Wie viel Schmerz kann ein Mensch aushalten bis er einbricht?

5 Antworten

Ich bin 35 Jahre alt und habe eine fast 15 jährige Tochter. Vor 5 jahren wurde ich sehr krank, Darmverschluss. Ich wurde nur durch eine Not OP gerettet. Mir fehlt ein Teil vom Darm und seitdem kann ich meine Wohnung nicht mehr verlassen, weil ich ständig eine Toilette brauche. Für mich gibt es keinen Urlaub, keine Freizeitaktivität, nichts. Ich bin eingesperrt in meinen vier Wänden. Arbeiten kann ich natürlich durch meine Krankheit nicht. Ich bin Hartz4 Empfängerin und habe für mich und meine Tochter nur 150€ im Monat zur verfügung. Vor vier Jahren eine neue OP. Fistel am Bauchnabel. Vor 2 jahren ein doppelter Bandscheibenvorfall. Letztes jahr dann die Diagnose Gebärmutterhalskrebs. Mir wurde die Gebärmutter entnommen. Ich habe seit einem jahr einen Freund, der drei Kinder hat. 4-6 und 8 Jahre alt. Der mittlere hat ADHS, was für mich Stress pur bedeutet und ich stehe immer noch. Allerdings weiss ich nicht, wie lange.

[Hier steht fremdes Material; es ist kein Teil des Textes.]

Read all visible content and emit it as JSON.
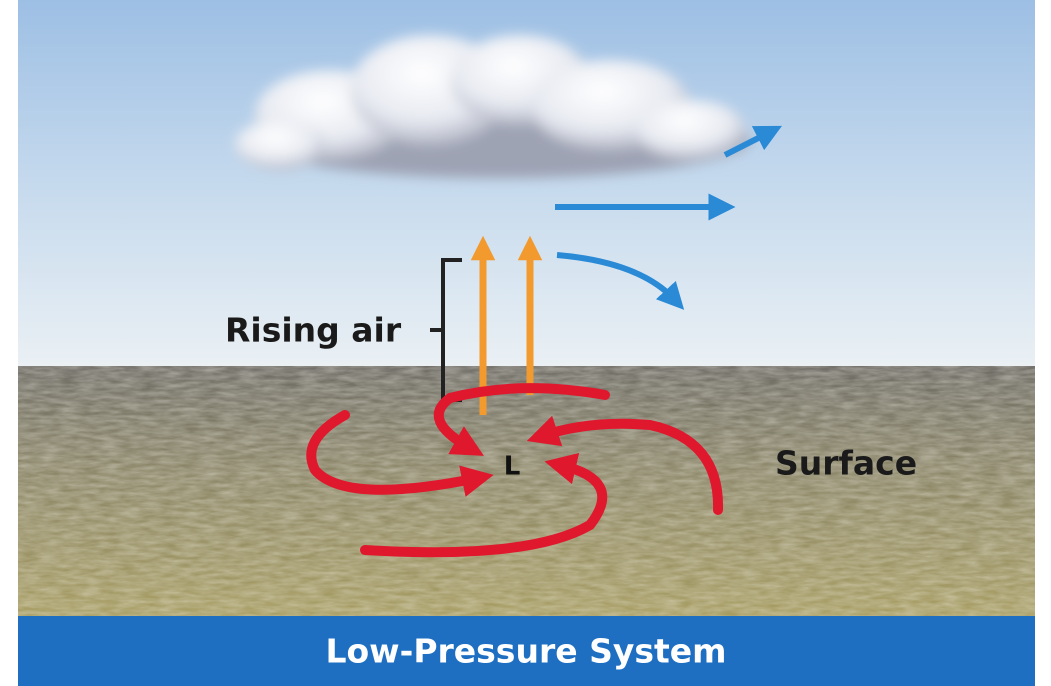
{
  "labels": {
    "rising_air": "Rising air",
    "center": "L",
    "surface": "Surface",
    "title": "Low-Pressure System"
  }
}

Vielleicht nicht hilfreich aber tröstlich:

Sehr viel mehr als man erahnen würde.

Irgendwann bricht jeder zusammen - ob man sich wieder aufrappelt ist die Frage, und dafür braucht man einen Grund - etwas oder jemanden für den man stark sein will wenn man es für sich selbst nicht mehr kann.
Ich glaube, dann kommt man immer wieder irgendwie auf die Füße. Aber eben nicht ohne diesen speziellen Grund.

Man sollte für niemand anderen stark sein wollen, sondern nur für sich selber.

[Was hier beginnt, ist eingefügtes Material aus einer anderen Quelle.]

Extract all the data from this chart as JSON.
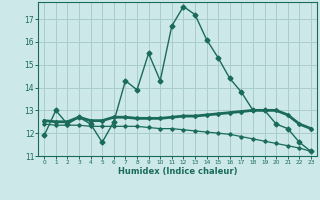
{
  "xlabel": "Humidex (Indice chaleur)",
  "background_color": "#cce8e8",
  "grid_color": "#aacccc",
  "line_color": "#1a6b5a",
  "x_values": [
    0,
    1,
    2,
    3,
    4,
    5,
    6,
    7,
    8,
    9,
    10,
    11,
    12,
    13,
    14,
    15,
    16,
    17,
    18,
    19,
    20,
    21,
    22,
    23
  ],
  "y_jagged": [
    11.9,
    13.0,
    12.4,
    12.7,
    12.4,
    11.6,
    12.5,
    14.3,
    13.9,
    15.5,
    14.3,
    16.7,
    17.55,
    17.2,
    16.1,
    15.3,
    14.4,
    13.8,
    13.0,
    13.0,
    12.4,
    12.2,
    11.6,
    11.2
  ],
  "y_flat_upper": [
    12.55,
    12.5,
    12.5,
    12.7,
    12.55,
    12.55,
    12.7,
    12.7,
    12.65,
    12.65,
    12.65,
    12.7,
    12.75,
    12.75,
    12.8,
    12.85,
    12.9,
    12.95,
    13.0,
    13.0,
    13.0,
    12.8,
    12.4,
    12.2
  ],
  "y_flat_lower": [
    12.4,
    12.35,
    12.35,
    12.35,
    12.3,
    12.3,
    12.3,
    12.3,
    12.3,
    12.25,
    12.2,
    12.2,
    12.15,
    12.1,
    12.05,
    12.0,
    11.95,
    11.85,
    11.75,
    11.65,
    11.55,
    11.45,
    11.35,
    11.2
  ],
  "ylim": [
    11.0,
    17.75
  ],
  "yticks": [
    11,
    12,
    13,
    14,
    15,
    16,
    17
  ],
  "xlim": [
    -0.5,
    23.5
  ],
  "xtick_labels": [
    "0",
    "1",
    "2",
    "3",
    "4",
    "5",
    "6",
    "7",
    "8",
    "9",
    "10",
    "11",
    "12",
    "13",
    "14",
    "15",
    "16",
    "17",
    "18",
    "19",
    "20",
    "21",
    "22",
    "23"
  ]
}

Wenn man für jemand anders z.B. weiter lebt, macht man sich von diesen Menschen abhängig und wenn dieser Mensch aus irgend einen Grund irgend wann nicht mehr zu einen gehört, bricht wieder eine Leben zusammen.

@Wolpertinger

ich meinte damit nicht, dass man sich dauerhaft von jemandem abhängig machen sollte. Aber wenn man einen Punkt im Leben erreicht, an dem man einfach nicht mehr NUR für sich selbst weitermachen kann, ist es ja wohl besser, die Kraft für jemand anderen aufzubringen und so wieder auf die Beine zu kommen. Wenn man sich wieder gefangen hat ist es auch wieder einfacher die Kraft für sich selbst zu finden.
Das wollte ich damit sagen.

@CaryAnne84

ja so habe ich es verstanden, ich finde es trotzdem nicht richtig.

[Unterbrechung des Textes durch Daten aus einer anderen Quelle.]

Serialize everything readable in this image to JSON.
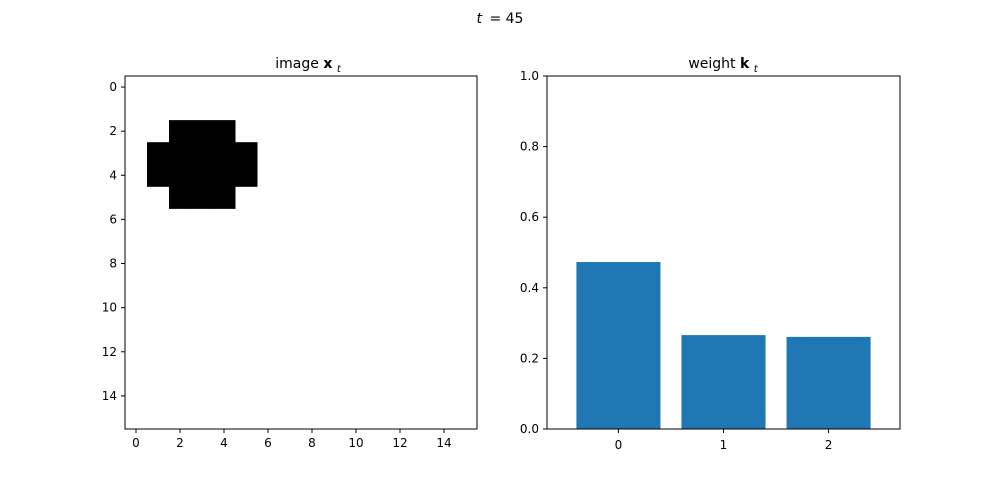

Den so etwas zeigt ja auch immer etwas von dem eigenen Beziehungsmuster und eine Abhängigkeit von empfinde ich nie als gesund.

@Wolpertinger

Was soll dann deiner Meinung nach jemand tun der von sich aus nicht mehr weitermachen KANN? Der wirklich die Grenze seiner Belastbarkeit erreicht hat und dem sein eigenes Dasein selbst nichts mehr bedeutet? Von der Brücke springen? Tut mir leid, da finde ich es besser wenn man für Familie, Freunde etc weitermacht als komplett aufzugeben.

@CaryAnne84

Für sich selber weiter machen, das soll so jemand tun.

Alles andere Ändert nichts an der Dynamik und so ist die Gefahr sehr hoch dass dieser Mensch nach Kurz oder lang wieder am Ende seiner Belastung stößt.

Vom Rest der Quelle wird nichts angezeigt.